Though the media has declared the EU summit an unqualified success, it’s a good idea to see what bond/currency markets have to say over the next few days. While German chancellor Angela Merkel has agreed to allow eurozone bailout funds to directly buy bonds of crisis-hit banks of countries like Spain, this is contingent upon the creation of a single banking supervisor, the deadline for which is the end of the year. Also, the bailout funds, to mention just one part of the reality-check, have nowhere near the funds required to bail out banks in Spain or Italy.

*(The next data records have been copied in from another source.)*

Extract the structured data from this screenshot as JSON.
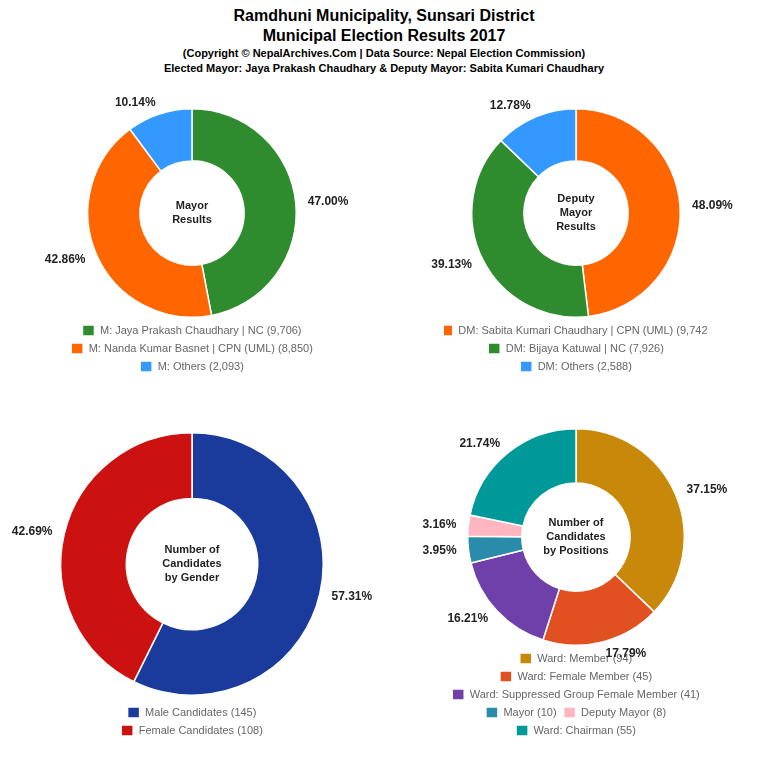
{
  "title": [
    "Ramdhuni Municipality, Sunsari District",
    "Municipal Election Results 2017"
  ],
  "subtitle": [
    "(Copyright © NepalArchives.Com | Data Source: Nepal Election Commission)",
    "Elected Mayor: Jaya Prakash Chaudhary & Deputy Mayor: Sabita Kumari Chaudhary"
  ],
  "chart_data": [
    {
      "type": "doughnut",
      "title": "Mayor\nResults",
      "categories": [
        "M: Jaya Prakash Chaudhary | NC (9,706)",
        "M: Nanda Kumar Basnet | CPN (UML) (8,850)",
        "M: Others (2,093)"
      ],
      "values": [
        47.0,
        42.86,
        10.14
      ],
      "value_labels": [
        "47.00%",
        "42.86%",
        "10.14%"
      ],
      "colors": [
        "#2E8B2E",
        "#FF6600",
        "#3399FF"
      ],
      "data_labels": true,
      "legend": "bottom"
    },
    {
      "type": "doughnut",
      "title": "Deputy\nMayor\nResults",
      "categories": [
        "DM: Sabita Kumari Chaudhary | CPN (UML) (9,742)",
        "DM: Bijaya Katuwal | NC (7,926)",
        "DM: Others (2,588)"
      ],
      "values": [
        48.09,
        39.13,
        12.78
      ],
      "value_labels": [
        "48.09%",
        "39.13%",
        "12.78%"
      ],
      "colors": [
        "#FF6600",
        "#2E8B2E",
        "#3399FF"
      ],
      "data_labels": true,
      "legend": "bottom"
    },
    {
      "type": "doughnut",
      "title": "Number of\nCandidates\nby Gender",
      "categories": [
        "Male Candidates (145)",
        "Female Candidates (108)"
      ],
      "values": [
        57.31,
        42.69
      ],
      "value_labels": [
        "57.31%",
        "42.69%"
      ],
      "colors": [
        "#1A3A9C",
        "#CC1111"
      ],
      "data_labels": true,
      "legend": "bottom"
    },
    {
      "type": "doughnut",
      "title": "Number of\nCandidates\nby Positions",
      "categories": [
        "Ward: Member (94)",
        "Ward: Female Member (45)",
        "Ward: Suppressed Group Female Member (41)",
        "Mayor (10)",
        "Deputy Mayor (8)",
        "Ward: Chairman (55)"
      ],
      "values": [
        37.15,
        17.79,
        16.21,
        3.95,
        3.16,
        21.74
      ],
      "value_labels": [
        "37.15%",
        "17.79%",
        "16.21%",
        "3.95%",
        "3.16%",
        "21.74%"
      ],
      "colors": [
        "#C8880A",
        "#E05020",
        "#7040AA",
        "#2B8BAA",
        "#FFB6C1",
        "#009999"
      ],
      "data_labels": true,
      "legend": "bottom"
    }
  ]
}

Getting Merkel to being more flexible was a coup, but some part of this may have to do with Germany not wanting to look like the bad guy all the time. Indeed, a large part of Germany’s demands remain intact. A single banking supervisor means European nations will have to be willing to give up on their sovereignty. And none of this is going to happen –as the debt of the banking system is higher than that of the governments in most cases, this is going to be quite costly – unless there are concessions made on a closer fiscal policy. For now, it would be more useful if the ECB cut its policy rates. It may also be useful to ponder over the idea – proposed by two academics – and popularised by Reuters Breakingviews Editor Hugo Dixon – that core eurozone nations subsidise interest rates in the periphery, reducing the need for the eurozone’s permanent bailout fund buying bonds. Under the scheme, if the interest in Spain is 6.8% to Germany’s 1.5%, the eurozone nations will pay Spain enough to make the effective interest cost on its loans 1.5% -- once Spain’s effective costs fall and it begins to grow, the costs of fresh borrowing would reduce; Dixon says the scheme cost 50 bn euro. Small change compared to the possibility of the euro breaking up and even the other schemes planned.